When you deposit your stake you specify your withdrawal address which is typically going to be a different key than the one you use for participating in consensus. Of course there is still the concern that the withdrawal key is compromised, but this key should be more secure assuming you follow best practices for cold wallets.
Once transfers back to eth1 are possible, I wonder if it will make sense to set your withdrawal address to a contract wallet? This way you could swap ownership of the contract if you're paranoid about a key being compromised. Could even use a multi-sig.
I'm certainly no expert but in that case I think it would simply be a race between you and the person who also has your private key to make the first transaction when it's possible to move the ETH2 to a new private key.
There are ways that a key could be at risk without being fully compromised.
Imagine your physical computer is stolen. Or you accidentally saved your key on Dropbox. Or your house is robbed and a box with your private key in it is stolen.
An attacker might have your private key, but not know that they have it yet.
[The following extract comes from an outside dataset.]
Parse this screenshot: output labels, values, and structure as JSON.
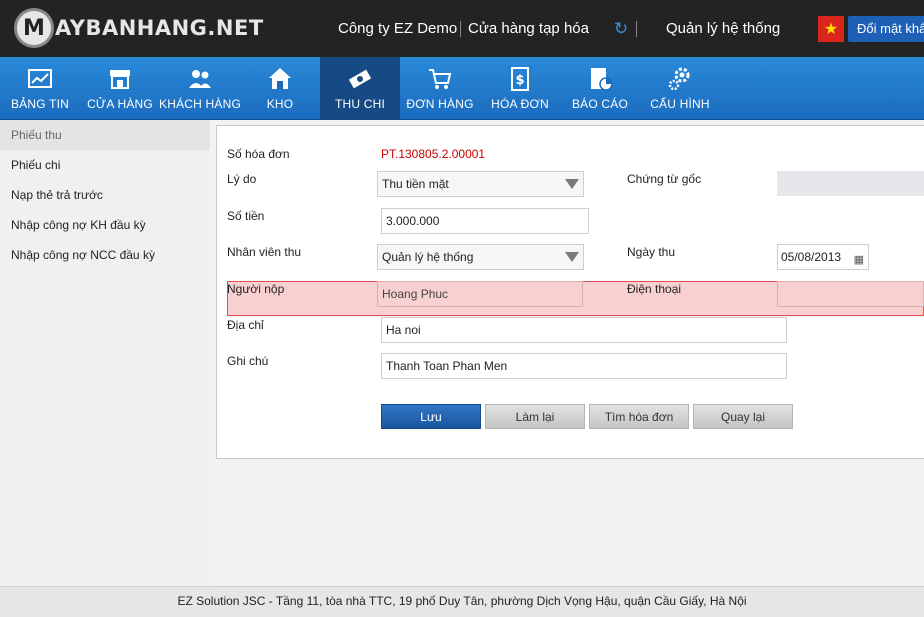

Or maybe they haven't figured out how to transfer your funds yet.
If you can rotate your key at the first sign of any possible compromise, it gives an attacker a very small window to claim your funds, instead of an arbitrary large one.
If people could choose their shards, it would be easy for an attacker to attack just that shard. Then instead of needing 51% of Ethereum's stake to carry out an attack, you only need 51% of that shard's stake. If 64 shards had equal stake then you'd need less than 2% of all stake to take over a shard.
I don’t think anyone is advocating allowing validator to choose what shard they validate. So, I don’t see how allowing devs to choose which shard to place their smart contract would be a security concern.
Last I heard, validators would be assigned to a random shard and devs can choose which shard will house their code.
IMO the sharded design has a number of flaws - it needs a lot of crosslinking (I think this is the main reason they dropped from 1024 to 64 - they had to increase the number of crosslinks, which became too much with 1024 shards), and inter-shard communication will be a huge challenge (ie, dApps on one shard interacting with users on another shard).
I understand. But why not start with 5 or 10 shards and wait till they are fully used before (flexibly) expanding the number of shards. Rollups and other layer two solutions seem more promising by the day.
I think my question is: is it not inefficient to use 64 shards if there is only traffic for a couple of shards? Validators must be paid and 64 sounds more energy intensive than 5 or 10.
Of course my understanding of sharding is very limited but it sounds illogical.
Seems to me like the effort of validating a shard would mainly be based on the activity in the shard, rather than a fixed cost per shard. So I think whether all the activity is in 5 shards or spread across 64, it's roughly the same. But I'm no expert either.
Loving the communication! In terms of relative work, how do the different phases compare? Phase 0 50%, phases 1 and 2 25% each? It seems like Phase 0 lays most of the groundwork for the other phases, is it the most complicated to implement?